Shamefully for WMU, this same law firm, to which Western has been paying hundreds of thousands of dollars, has close ties to the Mackinac Center for Public Policy, a right-wing pressure group (co-founded by attorney Richard D. McLellan, from Dykema) which was involved in setting the stage for extremism in Michigan during the anti COVID-19 lockdown protests in April 2020. According to reports, the Mackinac Center tacitly condoned and overtly encouraged extremist far right sentiments which culminated in the attempt to kidnap Governor Whitmer. The Mackinac Center is also associated with the Flint Water Crisis, opposition to environmental protection, climate change denial, the privatization of prisons, and campaigns to obliterate unions. In addition, WMU Trustee Shelley Edgerton is listed as Dykema “Senior Counsel” on the WMU Board of Trustees website.
Motivated by ideology, Western Michigan University seems to have chosen this moment in history to use public funds and students’ tuition dollars to bring its own employees to their knees. With this in mind, it is hardly surprising that our AFSCME colleagues and part-time instructors (PIO) too have been enduring negotiation tactics by WMU that seem aimed to demoralize, rather than to arrive at a fair deal. In addition, WMU seems committed to an expensive and ill-conceived top-down rebranding project, against the advice of WMU’s own faculty experts, and even as enrollments continue to fall. Instead of taking responsibility for its own marketing failures, WMU leadership is attempting, once again, to make faculty and staff pay the price.
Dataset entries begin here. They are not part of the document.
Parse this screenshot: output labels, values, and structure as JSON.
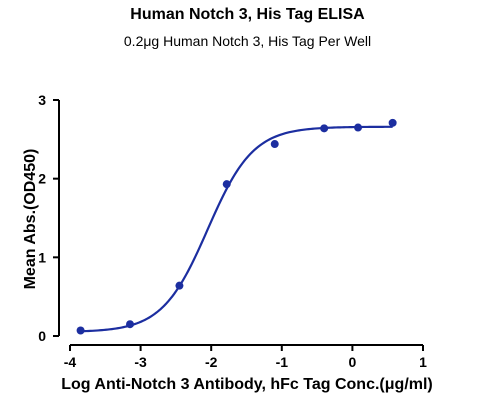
{
  "chart_data": {
    "type": "scatter",
    "title": "Human Notch 3, His Tag ELISA",
    "subtitle": "0.2μg Human Notch 3, His Tag Per Well",
    "xlabel": "Log Anti-Notch 3 Antibody, hFc Tag Conc.(μg/ml)",
    "ylabel": "Mean Abs.(OD450)",
    "xlim": [
      -4,
      1
    ],
    "ylim": [
      0,
      3
    ],
    "x_ticks": [
      -4,
      -3,
      -2,
      -1,
      0,
      1
    ],
    "y_ticks": [
      0,
      1,
      2,
      3
    ],
    "x_tick_labels": [
      "-4",
      "-3",
      "-2",
      "-1",
      "0",
      "1"
    ],
    "y_tick_labels": [
      "0",
      "1",
      "2",
      "3"
    ],
    "grid": false,
    "colors": {
      "series": "#1c2ea0"
    },
    "series": [
      {
        "x": [
          -3.85,
          -3.15,
          -2.45,
          -1.78,
          -1.1,
          -0.4,
          0.08,
          0.57
        ],
        "values": [
          0.07,
          0.15,
          0.64,
          1.93,
          2.44,
          2.64,
          2.65,
          2.71
        ]
      }
    ],
    "fit": {
      "type": "4PL",
      "bottom": 0.05,
      "top": 2.66,
      "log_ec50": -2.05,
      "hill": 1.35
    }
  }
}
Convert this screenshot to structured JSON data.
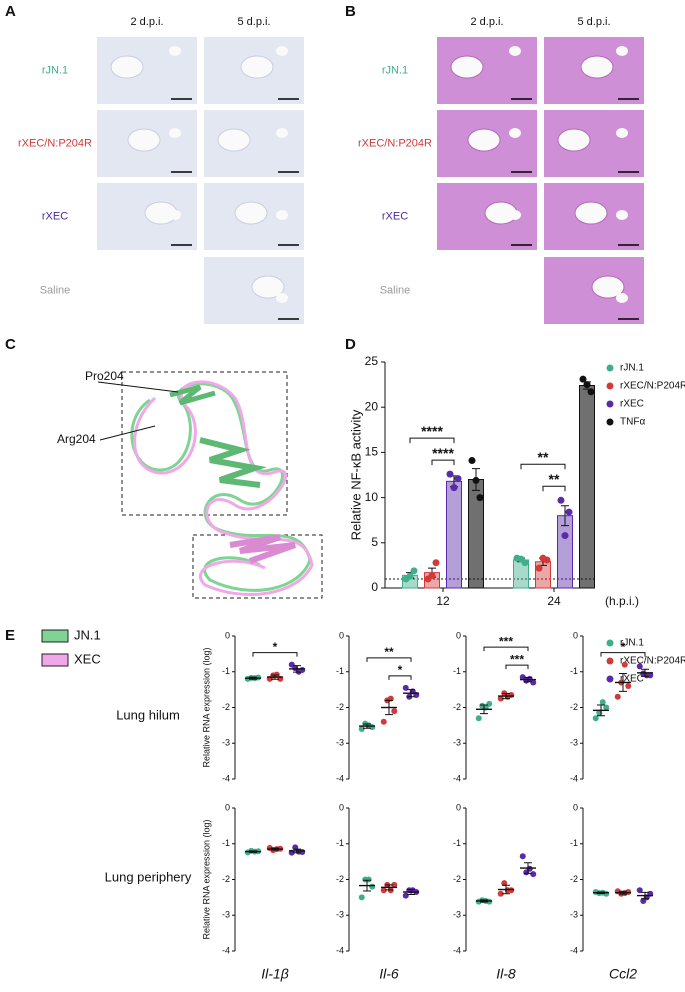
{
  "histology": [
    {
      "letter": "A",
      "columns": [
        "2 d.p.i.",
        "5 d.p.i."
      ],
      "rows": [
        "rJN.1",
        "rXEC/N:P204R",
        "rXEC",
        "Saline"
      ],
      "row_colors": [
        "#3fae8c",
        "#d2393a",
        "#4b2a9c",
        "#9a9a9a"
      ],
      "tissue_color": "#e3e7f1"
    },
    {
      "letter": "B",
      "columns": [
        "2 d.p.i.",
        "5 d.p.i."
      ],
      "rows": [
        "rJN.1",
        "rXEC/N:P204R",
        "rXEC",
        "Saline"
      ],
      "row_colors": [
        "#3fae8c",
        "#d2393a",
        "#4b2a9c",
        "#9a9a9a"
      ],
      "tissue_color": "#cf8fd6"
    }
  ],
  "structure": {
    "letter": "C",
    "labels": [
      "Pro204",
      "Arg204"
    ],
    "legend": [
      {
        "name": "JN.1",
        "color": "#7fd494"
      },
      {
        "name": "XEC",
        "color": "#f0a8e8"
      }
    ]
  },
  "panel_e": {
    "letter": "E",
    "rows": [
      "Lung hilum",
      "Lung periphery"
    ],
    "genes": [
      "Il-1β",
      "Il-6",
      "Il-8",
      "Ccl2"
    ],
    "ylabel": "Relative RNA expression (log)",
    "groups": [
      {
        "name": "rJN.1",
        "color": "#3fae8c"
      },
      {
        "name": "rXEC/N:P204R",
        "color": "#d2393a"
      },
      {
        "name": "rXEC",
        "color": "#5b2aa8"
      }
    ]
  },
  "chart_data": [
    {
      "type": "bar",
      "letter": "D",
      "ylabel": "Relative NF-κB activity",
      "x_label": "(h.p.i.)",
      "categories": [
        "12",
        "24"
      ],
      "ylim": [
        0,
        25
      ],
      "yticks": [
        0,
        5,
        10,
        15,
        20,
        25
      ],
      "reference_line": 1,
      "series": [
        {
          "name": "rJN.1",
          "color": "#3fae8c",
          "values": [
            1.4,
            3.1
          ],
          "errors": [
            0.3,
            0.2
          ],
          "points": [
            [
              1.0,
              1.3,
              1.9
            ],
            [
              3.3,
              3.2,
              2.8
            ]
          ]
        },
        {
          "name": "rXEC/N:P204R",
          "color": "#d2393a",
          "values": [
            1.7,
            2.9
          ],
          "errors": [
            0.5,
            0.4
          ],
          "points": [
            [
              1.0,
              1.4,
              2.8
            ],
            [
              2.2,
              3.3,
              3.1
            ]
          ]
        },
        {
          "name": "rXEC",
          "color": "#5b2aa8",
          "values": [
            11.8,
            8.0
          ],
          "errors": [
            0.6,
            1.1
          ],
          "points": [
            [
              12.6,
              11.1,
              12.1
            ],
            [
              9.7,
              5.8,
              8.4
            ]
          ]
        },
        {
          "name": "TNFα",
          "color": "#111111",
          "values": [
            12.0,
            22.4
          ],
          "errors": [
            1.2,
            0.4
          ],
          "points": [
            [
              14.1,
              11.9,
              10.0
            ],
            [
              23.1,
              22.5,
              21.7
            ]
          ]
        }
      ],
      "significance": [
        {
          "category": 0,
          "groups": [
            1,
            2
          ],
          "label": "****"
        },
        {
          "category": 0,
          "groups": [
            0,
            2
          ],
          "label": "****"
        },
        {
          "category": 1,
          "groups": [
            1,
            2
          ],
          "label": "**"
        },
        {
          "category": 1,
          "groups": [
            0,
            2
          ],
          "label": "**"
        }
      ]
    },
    {
      "type": "dot",
      "ylim": [
        -4,
        0
      ],
      "yticks": [
        0,
        -1,
        -2,
        -3,
        -4
      ],
      "values": [
        -1.18,
        -1.15,
        -0.92
      ],
      "errors": [
        0.03,
        0.06,
        0.09
      ],
      "points": [
        [
          -1.2,
          -1.17,
          -1.18,
          -1.16
        ],
        [
          -1.2,
          -1.1,
          -1.08,
          -1.2
        ],
        [
          -0.8,
          -0.9,
          -1.0,
          -0.95
        ]
      ],
      "significance": [
        {
          "groups": [
            0,
            2
          ],
          "label": "*"
        }
      ]
    },
    {
      "type": "dot",
      "ylim": [
        -4,
        0
      ],
      "yticks": [
        0,
        -1,
        -2,
        -3,
        -4
      ],
      "values": [
        -2.52,
        -2.0,
        -1.6
      ],
      "errors": [
        0.06,
        0.2,
        0.1
      ],
      "points": [
        [
          -2.6,
          -2.45,
          -2.5,
          -2.55
        ],
        [
          -2.4,
          -1.8,
          -1.75,
          -2.1
        ],
        [
          -1.45,
          -1.7,
          -1.55,
          -1.65
        ]
      ],
      "significance": [
        {
          "groups": [
            1,
            2
          ],
          "label": "*"
        },
        {
          "groups": [
            0,
            2
          ],
          "label": "**"
        }
      ]
    },
    {
      "type": "dot",
      "ylim": [
        -4,
        0
      ],
      "yticks": [
        0,
        -1,
        -2,
        -3,
        -4
      ],
      "values": [
        -2.05,
        -1.68,
        -1.22
      ],
      "errors": [
        0.12,
        0.07,
        0.06
      ],
      "points": [
        [
          -2.3,
          -1.95,
          -2.0,
          -1.9
        ],
        [
          -1.75,
          -1.6,
          -1.7,
          -1.65
        ],
        [
          -1.15,
          -1.25,
          -1.2,
          -1.3
        ]
      ],
      "significance": [
        {
          "groups": [
            1,
            2
          ],
          "label": "***"
        },
        {
          "groups": [
            0,
            2
          ],
          "label": "***"
        }
      ]
    },
    {
      "type": "dot",
      "ylim": [
        -4,
        0
      ],
      "yticks": [
        0,
        -1,
        -2,
        -3,
        -4
      ],
      "values": [
        -2.08,
        -1.3,
        -1.03
      ],
      "errors": [
        0.15,
        0.25,
        0.1
      ],
      "points": [
        [
          -2.3,
          -2.15,
          -1.85,
          -2.0
        ],
        [
          -1.7,
          -1.3,
          -0.8,
          -1.4
        ],
        [
          -0.85,
          -1.05,
          -1.1,
          -1.1
        ]
      ],
      "significance": [
        {
          "groups": [
            0,
            2
          ],
          "label": "*"
        }
      ]
    },
    {
      "type": "dot",
      "ylim": [
        -4,
        0
      ],
      "yticks": [
        0,
        -1,
        -2,
        -3,
        -4
      ],
      "values": [
        -1.22,
        -1.15,
        -1.2
      ],
      "errors": [
        0.02,
        0.03,
        0.05
      ],
      "points": [
        [
          -1.24,
          -1.2,
          -1.22,
          -1.21
        ],
        [
          -1.12,
          -1.18,
          -1.15,
          -1.14
        ],
        [
          -1.25,
          -1.1,
          -1.22,
          -1.23
        ]
      ],
      "significance": []
    },
    {
      "type": "dot",
      "ylim": [
        -4,
        0
      ],
      "yticks": [
        0,
        -1,
        -2,
        -3,
        -4
      ],
      "values": [
        -2.17,
        -2.22,
        -2.35
      ],
      "errors": [
        0.15,
        0.07,
        0.07
      ],
      "points": [
        [
          -2.5,
          -2.0,
          -2.0,
          -2.2
        ],
        [
          -2.3,
          -2.15,
          -2.3,
          -2.15
        ],
        [
          -2.45,
          -2.3,
          -2.3,
          -2.35
        ]
      ],
      "significance": []
    },
    {
      "type": "dot",
      "ylim": [
        -4,
        0
      ],
      "yticks": [
        0,
        -1,
        -2,
        -3,
        -4
      ],
      "values": [
        -2.6,
        -2.28,
        -1.68
      ],
      "errors": [
        0.03,
        0.12,
        0.15
      ],
      "points": [
        [
          -2.62,
          -2.58,
          -2.6,
          -2.62
        ],
        [
          -2.4,
          -2.1,
          -2.3,
          -2.3
        ],
        [
          -1.35,
          -1.8,
          -1.7,
          -1.85
        ]
      ],
      "significance": []
    },
    {
      "type": "dot",
      "ylim": [
        -4,
        0
      ],
      "yticks": [
        0,
        -1,
        -2,
        -3,
        -4
      ],
      "values": [
        -2.37,
        -2.37,
        -2.45
      ],
      "errors": [
        0.02,
        0.04,
        0.09
      ],
      "points": [
        [
          -2.35,
          -2.38,
          -2.37,
          -2.4
        ],
        [
          -2.33,
          -2.4,
          -2.38,
          -2.35
        ],
        [
          -2.3,
          -2.6,
          -2.5,
          -2.4
        ]
      ],
      "significance": []
    }
  ]
}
Though the WMU-AAUP has had a number of important successes during this grueling summer of negotiations — all diligently reported to our members — the real story now is WMU’s continued commitment to salary proposals about which it should be embarrassed. The fact is that, at the moment, WMU administration seems less interested in arriving at an agreement that is fair, respectful and good for teaching and learning than in being able to declare victory over its employees. To be sure, this impression is strengthened by the fact that WMU continues to compensate its elite administrators (and private attorneys) like corporate CEOs. It does so even as it insists it cannot afford to fairly pay its other employees, including, apparently, those whom it expects to actually teach in, or clean, classrooms full of students who may or may not be vaccinated.
When this year’s contract negotiations come to an end, as always, both parties will leave with only some of what they wanted. It is simply the way of negotiations that compromises must be made that leave no one entirely happy with every specific outcome. However, with the administration apparently committed less to making fair compromises than to “winning,” the damage done both to livelihoods and morale will be devastating and long lasting. To be clear, we are running out of ways to try to explain to WMU administrators that, so long as they treat WMU faculty and other workers as opponents to be subjugated rather than as respected colleagues, our university cannot thrive. A campus community managed by elite administrators determined to nickel-and-dime the rest of us is both unethical and unsustainable. Western works because we do.
In solidarity,
Cathryn Bailey and Natalio Ohanna
President and Vice President of the WMU-AAUP
Members are invited to attend this Wednesday’s Solidarity Happy Hour (5-7 at Montague House) where we’ll answer questions and discuss options for moving forward. In addition, this Friday at 10 a.m. there will be an all-member Chapter Zoom meeting where we’ll formally consider member motions for decisive action in response to the serious concerns described above.